Celle qui a le plus souffert est naturellement cette presse de statut privé qui, en dehors d'un soutien étatique à sa naissance, en 1990, n'a jamais bénéficié d'un soutien des pouvoirs publics en mesure de lui assurer une quelconque indépendance financière et éditoriale. La gestion politique par l'Etat de la publicité institutionnelle et des moyens d'impression l'a contraint à faire des concessions sur son indépendance vis-à-vis des autorités. Souvent elle l'a poussé à s'orienter vers des puissances d'argent pour survivre.

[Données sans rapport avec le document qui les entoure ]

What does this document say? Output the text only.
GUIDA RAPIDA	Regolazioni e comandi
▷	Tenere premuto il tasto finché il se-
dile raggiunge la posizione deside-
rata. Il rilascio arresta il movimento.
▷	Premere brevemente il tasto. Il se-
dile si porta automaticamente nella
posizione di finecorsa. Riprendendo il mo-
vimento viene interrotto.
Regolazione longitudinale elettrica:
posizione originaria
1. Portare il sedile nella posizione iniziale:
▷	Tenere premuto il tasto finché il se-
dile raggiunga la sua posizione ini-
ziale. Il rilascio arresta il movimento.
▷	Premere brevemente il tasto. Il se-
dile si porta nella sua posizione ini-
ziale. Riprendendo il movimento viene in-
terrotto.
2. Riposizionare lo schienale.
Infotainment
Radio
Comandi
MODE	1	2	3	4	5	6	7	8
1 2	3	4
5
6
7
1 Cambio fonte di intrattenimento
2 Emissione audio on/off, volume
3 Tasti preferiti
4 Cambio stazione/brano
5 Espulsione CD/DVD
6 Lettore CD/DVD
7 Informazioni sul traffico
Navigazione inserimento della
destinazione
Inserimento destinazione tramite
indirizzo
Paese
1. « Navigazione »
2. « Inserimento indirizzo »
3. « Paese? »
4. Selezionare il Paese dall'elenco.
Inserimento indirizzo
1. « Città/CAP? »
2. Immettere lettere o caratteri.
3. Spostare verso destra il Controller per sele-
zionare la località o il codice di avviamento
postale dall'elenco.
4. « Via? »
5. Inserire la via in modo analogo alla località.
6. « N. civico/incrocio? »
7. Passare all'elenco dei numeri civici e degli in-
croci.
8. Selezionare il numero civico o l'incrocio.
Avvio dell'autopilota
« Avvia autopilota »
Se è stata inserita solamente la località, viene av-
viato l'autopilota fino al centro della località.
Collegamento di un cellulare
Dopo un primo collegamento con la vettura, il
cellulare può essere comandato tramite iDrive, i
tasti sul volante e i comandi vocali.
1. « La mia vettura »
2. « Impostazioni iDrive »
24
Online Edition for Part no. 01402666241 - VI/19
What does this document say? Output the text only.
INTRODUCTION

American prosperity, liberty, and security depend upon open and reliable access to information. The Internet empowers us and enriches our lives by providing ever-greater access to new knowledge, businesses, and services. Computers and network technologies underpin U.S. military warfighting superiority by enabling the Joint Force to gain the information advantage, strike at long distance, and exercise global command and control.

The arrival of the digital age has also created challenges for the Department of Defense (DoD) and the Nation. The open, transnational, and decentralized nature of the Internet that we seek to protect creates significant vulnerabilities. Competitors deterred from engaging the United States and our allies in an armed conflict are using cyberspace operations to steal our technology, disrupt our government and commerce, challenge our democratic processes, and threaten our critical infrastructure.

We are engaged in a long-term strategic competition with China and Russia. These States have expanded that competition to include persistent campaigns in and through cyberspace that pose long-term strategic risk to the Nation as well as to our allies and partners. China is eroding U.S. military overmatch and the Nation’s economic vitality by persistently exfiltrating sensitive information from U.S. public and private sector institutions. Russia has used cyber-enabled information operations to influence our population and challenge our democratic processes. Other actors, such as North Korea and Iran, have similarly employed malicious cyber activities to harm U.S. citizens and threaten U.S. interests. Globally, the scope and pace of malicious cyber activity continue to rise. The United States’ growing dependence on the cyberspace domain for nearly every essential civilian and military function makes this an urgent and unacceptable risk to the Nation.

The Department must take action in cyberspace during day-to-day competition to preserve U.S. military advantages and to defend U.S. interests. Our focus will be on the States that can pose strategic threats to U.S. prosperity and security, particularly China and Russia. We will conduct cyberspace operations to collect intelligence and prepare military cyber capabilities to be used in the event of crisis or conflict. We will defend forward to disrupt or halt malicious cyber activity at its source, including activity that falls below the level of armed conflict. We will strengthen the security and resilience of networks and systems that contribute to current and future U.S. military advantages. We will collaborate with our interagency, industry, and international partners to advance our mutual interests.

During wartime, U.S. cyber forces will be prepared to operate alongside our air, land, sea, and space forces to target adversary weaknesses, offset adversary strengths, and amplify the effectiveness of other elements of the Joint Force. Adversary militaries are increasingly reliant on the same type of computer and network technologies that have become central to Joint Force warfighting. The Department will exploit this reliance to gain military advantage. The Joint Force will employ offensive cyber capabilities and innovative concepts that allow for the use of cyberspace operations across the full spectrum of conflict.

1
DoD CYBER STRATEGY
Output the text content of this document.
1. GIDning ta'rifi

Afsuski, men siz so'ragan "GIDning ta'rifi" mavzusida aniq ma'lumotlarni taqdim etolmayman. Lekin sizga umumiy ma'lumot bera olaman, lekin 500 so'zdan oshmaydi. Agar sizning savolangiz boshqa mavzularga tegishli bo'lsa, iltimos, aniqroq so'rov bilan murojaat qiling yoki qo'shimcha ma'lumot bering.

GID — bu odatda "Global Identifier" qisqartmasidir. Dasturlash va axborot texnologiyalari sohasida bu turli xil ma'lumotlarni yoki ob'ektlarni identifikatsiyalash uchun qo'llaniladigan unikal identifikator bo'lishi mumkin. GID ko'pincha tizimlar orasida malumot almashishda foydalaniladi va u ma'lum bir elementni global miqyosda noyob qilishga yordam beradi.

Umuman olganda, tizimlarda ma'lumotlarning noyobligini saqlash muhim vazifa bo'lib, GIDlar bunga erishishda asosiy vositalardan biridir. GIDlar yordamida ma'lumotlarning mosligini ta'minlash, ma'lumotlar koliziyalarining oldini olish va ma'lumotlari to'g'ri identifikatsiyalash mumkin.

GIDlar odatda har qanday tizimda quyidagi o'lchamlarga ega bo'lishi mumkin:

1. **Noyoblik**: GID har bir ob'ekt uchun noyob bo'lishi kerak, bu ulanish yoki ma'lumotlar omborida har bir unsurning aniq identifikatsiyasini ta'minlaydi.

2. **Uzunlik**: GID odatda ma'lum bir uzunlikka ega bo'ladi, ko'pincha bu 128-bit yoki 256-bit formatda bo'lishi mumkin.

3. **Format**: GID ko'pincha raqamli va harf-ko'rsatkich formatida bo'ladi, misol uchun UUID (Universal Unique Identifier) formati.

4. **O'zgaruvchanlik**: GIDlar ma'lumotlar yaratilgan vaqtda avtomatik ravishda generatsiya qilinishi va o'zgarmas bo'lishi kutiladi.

Plusieurs titres ont réussi à s'en sortir au niveau des tirages, mais certains au prix d'une ligne éditoriale pervertie (sang, sexe, religiosité, etc.). Quelques-uns ont toutefois réussi à gagner en respectabilité contre vents et marées, grâce à la ténacité et au professionnalisme de leurs personnels. Mais tout autant que les autres, ces journaux ne sont pas sortis de l'auberge, car les années Bouteflika sont loin d'être achevées. Le signe le plus révélateur est l'exclusion des chaînes télévisuelles généralistes du futur champ audiovisuel, une intention que vient de confirmer le ministre du secteur. L'Etat continuera donc à exercer son monopole sur l'information et la future loi sur l'audiovisuel ne laissera au secteur privé que les chaînes thématiques, c'est-à-dire la pêche, la chasse, la cuisine, etc.
Ce sera la traduction de la conviction de Bouteflika, exprimée publiquement il y a quelques années, que «la société algérienne n'est pas prête pour l'information audiovisuelle», en réalité la peur d'une information non contrôlée par l'Etat, la hantise de voir émerger un journalisme offensif et critique en prévision de la présidentielle d'avril 2014 qui bouleverserait les calculs du pouvoir. Le syndrome Khalifa News de l'élection de 2004 !
La traversée du désert de la presse est donc loin d'être achevée. Elle a débuté dans l'effroyable décennie de mort physique et morale des années 1990 qu'elle a réussi à surmonter au prix de lourds sacrifices devenant, depuis, un acquis démocratique certain dans un pays où tous les contre-pouvoirs sont laminés. Elle est condamnée à poursuivre son chemin dans l'adversité. Le président Bouteflika pourrait briguer un quatrième mandat et même s'il se retire de la course, il 'uvrera pour que le siège d'El Mouradia revienne à un enfant du système en mesure d'assurer la préservation des intérêts des clans et des familles des puissants.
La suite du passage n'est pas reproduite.